La santità ci rende belli e amabili agli occhi di Dio. La bellezza genuina «è un altro nome della santità» (Clément). Bella è la co¬munione, ‘bella è la Parola, bello è il pane eucaristico, bello è il Pastore’. Bello è s. Gerlando perché ha vissuto per e con le sue pecore, belle sono le opere da lui compiute perché, in una terra in cui erano rimasti pochi cristiani, hanno manifestato l’ amore di Dio per gli uomini.
Se è bello il Pastore, non può non essere bello il suo gregge, la Chiesa. Paolo ne parla così: “Chiesa gloriosa, senza macchia o ruga o alcunché di simile, ma santa e irreprensibile” (Ef 5,27).
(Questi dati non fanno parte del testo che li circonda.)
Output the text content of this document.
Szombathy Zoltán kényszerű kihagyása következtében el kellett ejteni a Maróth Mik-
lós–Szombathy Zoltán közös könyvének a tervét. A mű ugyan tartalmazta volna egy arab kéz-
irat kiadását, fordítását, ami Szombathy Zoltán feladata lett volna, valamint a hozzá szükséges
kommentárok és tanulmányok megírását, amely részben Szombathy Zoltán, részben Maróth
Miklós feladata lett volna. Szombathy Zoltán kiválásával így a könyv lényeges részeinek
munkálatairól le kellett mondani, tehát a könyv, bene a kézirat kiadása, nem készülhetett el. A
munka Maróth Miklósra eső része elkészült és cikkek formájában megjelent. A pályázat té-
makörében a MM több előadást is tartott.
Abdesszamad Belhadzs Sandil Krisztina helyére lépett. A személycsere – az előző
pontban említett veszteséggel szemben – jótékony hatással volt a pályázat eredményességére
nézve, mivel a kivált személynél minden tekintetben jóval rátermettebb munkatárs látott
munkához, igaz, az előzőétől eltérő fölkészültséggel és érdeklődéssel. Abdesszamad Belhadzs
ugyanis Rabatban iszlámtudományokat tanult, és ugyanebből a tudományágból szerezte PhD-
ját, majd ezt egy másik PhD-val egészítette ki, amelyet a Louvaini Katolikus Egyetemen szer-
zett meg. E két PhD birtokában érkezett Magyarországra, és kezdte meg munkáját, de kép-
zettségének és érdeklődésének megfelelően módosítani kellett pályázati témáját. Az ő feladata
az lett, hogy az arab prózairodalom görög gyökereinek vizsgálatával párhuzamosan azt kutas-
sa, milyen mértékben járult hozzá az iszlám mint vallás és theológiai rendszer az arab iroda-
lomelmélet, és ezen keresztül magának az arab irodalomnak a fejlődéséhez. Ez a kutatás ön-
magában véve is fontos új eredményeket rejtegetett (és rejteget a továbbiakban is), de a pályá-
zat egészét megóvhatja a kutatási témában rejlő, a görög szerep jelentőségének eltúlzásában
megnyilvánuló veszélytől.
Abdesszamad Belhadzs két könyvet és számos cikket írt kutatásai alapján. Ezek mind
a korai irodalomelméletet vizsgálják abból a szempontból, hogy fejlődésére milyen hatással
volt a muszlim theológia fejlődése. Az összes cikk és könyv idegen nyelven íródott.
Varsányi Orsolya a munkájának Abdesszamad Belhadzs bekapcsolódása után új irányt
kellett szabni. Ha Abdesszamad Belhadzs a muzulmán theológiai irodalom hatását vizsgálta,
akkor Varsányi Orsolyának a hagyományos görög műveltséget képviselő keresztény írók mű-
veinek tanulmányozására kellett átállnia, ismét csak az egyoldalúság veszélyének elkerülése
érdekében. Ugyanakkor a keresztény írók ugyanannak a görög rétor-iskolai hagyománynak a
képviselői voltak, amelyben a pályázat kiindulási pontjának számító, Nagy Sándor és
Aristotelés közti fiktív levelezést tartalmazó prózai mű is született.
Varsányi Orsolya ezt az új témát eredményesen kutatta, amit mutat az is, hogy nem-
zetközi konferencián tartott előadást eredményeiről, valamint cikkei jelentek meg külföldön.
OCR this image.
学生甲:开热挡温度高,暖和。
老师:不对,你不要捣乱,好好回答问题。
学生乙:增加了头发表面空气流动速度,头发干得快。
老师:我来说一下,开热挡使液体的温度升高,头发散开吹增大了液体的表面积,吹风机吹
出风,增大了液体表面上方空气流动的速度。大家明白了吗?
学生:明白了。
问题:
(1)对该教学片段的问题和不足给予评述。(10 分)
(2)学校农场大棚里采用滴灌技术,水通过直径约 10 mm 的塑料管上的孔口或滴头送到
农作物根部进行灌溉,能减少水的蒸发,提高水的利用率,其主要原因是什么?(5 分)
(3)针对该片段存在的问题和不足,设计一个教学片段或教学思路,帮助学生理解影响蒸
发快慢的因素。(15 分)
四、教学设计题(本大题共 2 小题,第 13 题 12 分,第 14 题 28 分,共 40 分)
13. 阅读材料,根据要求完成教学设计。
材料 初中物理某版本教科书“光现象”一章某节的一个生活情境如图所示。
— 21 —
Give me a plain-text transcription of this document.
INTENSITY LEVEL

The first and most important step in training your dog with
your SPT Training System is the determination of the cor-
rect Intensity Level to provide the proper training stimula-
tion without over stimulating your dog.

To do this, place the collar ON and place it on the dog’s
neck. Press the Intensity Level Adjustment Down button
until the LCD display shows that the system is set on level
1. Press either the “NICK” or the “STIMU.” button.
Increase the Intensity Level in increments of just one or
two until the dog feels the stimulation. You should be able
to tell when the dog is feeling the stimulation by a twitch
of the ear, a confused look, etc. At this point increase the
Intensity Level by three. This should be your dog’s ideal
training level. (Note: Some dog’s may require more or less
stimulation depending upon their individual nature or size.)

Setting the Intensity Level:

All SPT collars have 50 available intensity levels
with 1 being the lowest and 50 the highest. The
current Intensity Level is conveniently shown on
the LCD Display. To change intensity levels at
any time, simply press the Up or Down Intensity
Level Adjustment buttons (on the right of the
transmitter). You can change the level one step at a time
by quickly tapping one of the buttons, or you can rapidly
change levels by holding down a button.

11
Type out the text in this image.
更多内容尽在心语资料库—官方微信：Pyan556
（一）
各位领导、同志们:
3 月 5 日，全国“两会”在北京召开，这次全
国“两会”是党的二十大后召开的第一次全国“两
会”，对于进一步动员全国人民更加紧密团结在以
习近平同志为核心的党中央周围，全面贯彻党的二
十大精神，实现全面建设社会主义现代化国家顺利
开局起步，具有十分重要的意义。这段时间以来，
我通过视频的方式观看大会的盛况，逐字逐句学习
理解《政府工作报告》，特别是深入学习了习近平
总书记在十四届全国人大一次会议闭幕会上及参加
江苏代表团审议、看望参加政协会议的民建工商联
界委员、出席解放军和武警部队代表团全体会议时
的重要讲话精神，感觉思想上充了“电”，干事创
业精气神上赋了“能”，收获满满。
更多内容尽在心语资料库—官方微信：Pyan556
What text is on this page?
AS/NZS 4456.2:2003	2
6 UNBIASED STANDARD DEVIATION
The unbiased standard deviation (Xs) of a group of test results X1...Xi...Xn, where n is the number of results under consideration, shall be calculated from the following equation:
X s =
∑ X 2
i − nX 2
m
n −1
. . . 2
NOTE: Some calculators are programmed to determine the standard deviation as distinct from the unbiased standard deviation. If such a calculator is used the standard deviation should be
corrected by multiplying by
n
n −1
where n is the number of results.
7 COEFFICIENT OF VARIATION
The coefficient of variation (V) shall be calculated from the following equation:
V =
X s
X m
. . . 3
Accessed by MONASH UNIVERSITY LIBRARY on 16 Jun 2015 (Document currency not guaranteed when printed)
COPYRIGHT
La santità ci sarà se alla conclusione della nostra vita potremo dire che abbiamo fatto ciò che dovevamo. Madre Teresa diceva che la santità è un dovere per tutti e p. Cantalamessa affermava “o santi o falliti”. Possiamo dire che la santità è l’unico modo di essere cristiani.
Non sentiamoci bloccati dinanzi a tale proposta solo perché non ci sentiamo all’altezza. I miracoli non ne sono l’unica misura. Essa è esperienza d’amore. È l’incontro tra l’amore di Dio per noi, e la nostra risposta a Lui. Non raggiungeremo la santità solo perché rispettiamo le norme e siamo fedeli ai divieti. Era il rimprovero che Gesù rivolgeva ai farisei. Ma la santità ci sarà solo se si vive la fede in un contesto d’amore, perché l’amore aiuta chi è caduto a rialzarsi, chi sbaglia a ravvedersi, chi resta indietro ad affrettare il passo, chi è in cammino a procedere più velocemente. Dice la S. Scrittura: “il santo si santifichi ancora” (Ap, 22,11). L’amore, lo sappiamo, può tutto.
Il ladrone che riesce a sentire l’abbraccio di Dio, alla conclusione e dopo una vita vissuta malamente, ci dice che non è mai troppo tardi per diventare santi.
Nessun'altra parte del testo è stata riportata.